Tuesday, February 25, 2014

Week 3 (1/26-31/14)

On Monday, I went to El Tololar with Magda from CIDS to meet up with Stephanie to interview Carlos, a nurse there, lead the breastfeeding project focus groups, review the results with the community, and solicit their ideas for a possible intervention to improve breastfeeding rates. The interview with Carlos was very informative, especially in three key ways. First, Carlos informed me that there actually was a lactation program in El Tololar in the 1990’s, but that it stopped because of a drive to make the services provided by each health center more uniform. Second, he informed me that there are already designated community members in each sector whose job it is to support breastfeeding.

Finally, he reported that they did not see very many cases of postpartum depression at the health center because most of it was seen at the hospital after delivery. I found this a little hard to believe because women are usually not in the hospital for more than a few days postpartum, and therefore many cases would present after discharge. Fortunately, however, a psychologist recently started working at the health center and is there one day per week.


Stephanie Muriglan, MD (Fitchburg PGY-3), Ebar and Magda present their
breastfeeding project results to the community in El Tololar.  

Unfortunately, no men came to the health center for a second men’s focus group, but 11 women and five children came for the project results presentation. Magda from CIDS helped tremendously with the results presentation. Most women did not seem particularly surprised by the low rates of exclusive breastfeeding for the first six months, and they reiterated many of the findings from the study, that some of the challenges included having to work, and thinking that their milk was not sufficient or that the baby needed other food or drink for various reasons. In addition, the group had three main ideas for how to improve breastfeeding rates in the community. First, they said that because incorrect information seemed to be coming from their mothers, many of whom gave information about breastfeeding, that it might help to do an educational program for their mothers. Second, they suggested that a community health worker could visit their houses because time was a limiting factor in participating in any program. Finally, they suggested a public health program along the lines of the one that existed previously.

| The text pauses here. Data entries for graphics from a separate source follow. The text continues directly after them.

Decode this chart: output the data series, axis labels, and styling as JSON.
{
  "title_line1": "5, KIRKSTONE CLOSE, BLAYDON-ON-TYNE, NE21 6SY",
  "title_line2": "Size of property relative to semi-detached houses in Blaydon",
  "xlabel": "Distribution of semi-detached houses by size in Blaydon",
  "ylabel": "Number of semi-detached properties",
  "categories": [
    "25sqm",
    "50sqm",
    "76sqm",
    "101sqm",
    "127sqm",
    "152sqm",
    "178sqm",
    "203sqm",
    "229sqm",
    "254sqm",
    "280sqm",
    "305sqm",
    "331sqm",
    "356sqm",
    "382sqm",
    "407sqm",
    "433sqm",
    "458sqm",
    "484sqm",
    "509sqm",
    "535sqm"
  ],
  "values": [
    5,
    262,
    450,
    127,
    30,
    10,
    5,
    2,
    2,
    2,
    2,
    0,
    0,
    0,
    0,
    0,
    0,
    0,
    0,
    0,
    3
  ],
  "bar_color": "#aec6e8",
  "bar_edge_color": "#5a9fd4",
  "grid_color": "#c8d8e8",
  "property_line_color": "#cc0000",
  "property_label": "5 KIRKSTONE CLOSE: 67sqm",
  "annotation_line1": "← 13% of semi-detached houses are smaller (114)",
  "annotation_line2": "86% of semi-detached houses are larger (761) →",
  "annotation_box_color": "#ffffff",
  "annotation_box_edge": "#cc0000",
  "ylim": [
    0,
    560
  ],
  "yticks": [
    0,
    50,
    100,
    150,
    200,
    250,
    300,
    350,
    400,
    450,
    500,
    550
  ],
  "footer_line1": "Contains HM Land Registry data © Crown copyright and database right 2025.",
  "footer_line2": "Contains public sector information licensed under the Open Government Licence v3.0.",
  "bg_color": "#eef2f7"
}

Noah Rosenberg interviewing Carlos, a nurse at the clinic in El Tololar

On Tuesday, Stephanie and I started work at HEODRA, me on the internal medicine service, and she on the OB service. I am working on the nephrology service with the Department Chair of Internal Medicine as well as the Chief Resident. We only had two inpatients on the service initially, but many others come in for hemodialysis. Our first inpatient has hypertensive nephropathy and was on peritoneal dialysis. He presented early with SBP and is being given antibiotics, and is fortunately doing well. CKD, as many other chronic diseases, is challenging to have in Nicaragua.

For example, this patient has a fistula ready for hemodialysis (HD), but there are only six hemodialysis machines in Leon, and they are all being used at capacity by other renal patients, so he would have to go to Managua for HD. Our second patient presented for right flank pain and was found to have proximal obstructing ureterolithiasis with hydronephrosis. He has a history of ischemic cardiomyopathy, type 2 diabetes, diabetic nephropathy with stage 3 CKD, so he is a poor surgical candidate. Currently, he is essentially being managed medically because his pain has improved, though he has not yet passed the calculus. Stephanie and I will be working at HEODRA all week.

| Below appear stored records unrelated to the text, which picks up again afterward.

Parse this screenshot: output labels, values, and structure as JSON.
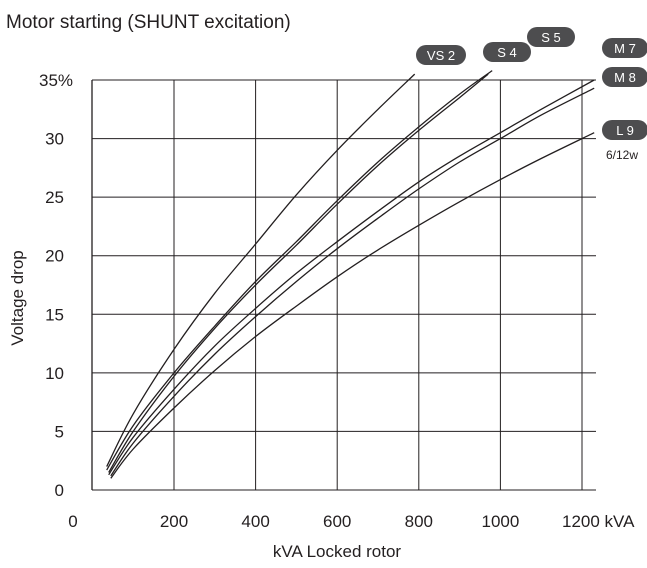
{
  "chart_data": {
    "type": "line",
    "title": "Motor starting (SHUNT excitation)",
    "xlabel": "kVA Locked rotor",
    "ylabel": "Voltage drop",
    "x_unit": "kVA",
    "y_unit": "%",
    "xlim": [
      0,
      1200
    ],
    "ylim": [
      0,
      35
    ],
    "x_ticks": [
      0,
      200,
      400,
      600,
      800,
      1000,
      1200
    ],
    "x_tick_labels": [
      "0",
      "200",
      "400",
      "600",
      "800",
      "1000",
      "1200 kVA"
    ],
    "y_ticks": [
      0,
      5,
      10,
      15,
      20,
      25,
      30,
      35
    ],
    "y_tick_labels": [
      "0",
      "5",
      "10",
      "15",
      "20",
      "25",
      "30",
      "35%"
    ],
    "grid": true,
    "series": [
      {
        "name": "VS 2",
        "x": [
          35,
          100,
          200,
          300,
          400,
          500,
          600,
          700,
          790
        ],
        "y": [
          2.0,
          6.5,
          12.0,
          16.8,
          21.0,
          25.2,
          29.0,
          32.5,
          35.5
        ]
      },
      {
        "name": "S 4",
        "x": [
          35,
          100,
          200,
          300,
          400,
          500,
          600,
          700,
          800,
          900,
          980
        ],
        "y": [
          1.7,
          5.5,
          10.0,
          14.0,
          17.8,
          21.2,
          24.7,
          28.0,
          31.0,
          33.8,
          35.8
        ]
      },
      {
        "name": "S 5",
        "x": [
          40,
          100,
          200,
          300,
          400,
          500,
          600,
          700,
          800,
          900,
          970
        ],
        "y": [
          1.5,
          5.0,
          9.7,
          13.8,
          17.5,
          20.9,
          24.4,
          27.7,
          30.7,
          33.5,
          35.5
        ]
      },
      {
        "name": "M 7",
        "x": [
          40,
          100,
          200,
          300,
          400,
          500,
          600,
          700,
          800,
          900,
          1000,
          1100,
          1230
        ],
        "y": [
          1.3,
          4.5,
          8.6,
          12.3,
          15.5,
          18.5,
          21.2,
          23.8,
          26.3,
          28.5,
          30.5,
          32.5,
          35.0
        ]
      },
      {
        "name": "M 8",
        "x": [
          45,
          100,
          200,
          300,
          400,
          500,
          600,
          700,
          800,
          900,
          1000,
          1100,
          1230
        ],
        "y": [
          1.2,
          4.0,
          8.0,
          11.6,
          14.8,
          17.8,
          20.6,
          23.2,
          25.7,
          28.0,
          30.0,
          32.0,
          34.3
        ]
      },
      {
        "name": "L 9",
        "x": [
          45,
          100,
          200,
          300,
          400,
          500,
          600,
          700,
          800,
          900,
          1000,
          1100,
          1230
        ],
        "y": [
          1.0,
          3.5,
          7.0,
          10.2,
          13.1,
          15.7,
          18.2,
          20.5,
          22.6,
          24.6,
          26.5,
          28.3,
          30.5
        ]
      }
    ],
    "legend_placement": "badges at curve ends, top-right",
    "annotations": [
      "6/12w"
    ],
    "colors": {
      "line": "#231f20",
      "badge": "#4d4d4f",
      "badge_text": "#ffffff",
      "grid": "#231f20"
    }
  }
}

As the week went on, we had many more admissions, getting to maximum of 10 patients at one point. On Friday we had admission after admission, one of whom was a middle-aged woman with septic shock likely due to a UTI. In addition, her sodium was 103, the lowest I have ever seen (my senior resident said he had seen 100) and her creatinine was 12. She had dysuria and progressively worsening symptoms for 15 days before coming to the hospital, I learned from her family. We bolused her with fluids because she was extremely hypotensive to 80/40 and started ceftriaxone. In case she needed pressors, as my senior resident recommended, her family went to the private community hospital and bought a central line kit because HEODRA does not have them.

She was completely obtunded when she arrived, and after 2 liters started to be able to respond verbally, but her blood pressure remained in the 80-90/50 range. When we left for the day, she was on her third liter of IVF and seemed to be doing better, but her blood pressure remained tenuous. I was amazed that this patient was treated on the regular hospital ward because I think she would have gone to the ICU initially in the US. My senior resident essentially had me or the intern stand next to her bed at all times taking her BP every 15 minutes. Situations like this emphasize the material differences in our health care systems; for example, what if her family had not been able to buy the central line kit?

On Monday, I will see how she did. Obviously she needed fluids because she was in septic shock, but my great fear was that giving her so much fluid could be complicated by her severe hyponatremia and that we might cause central pontine myelinolysis by correcting her sodium too rapidly.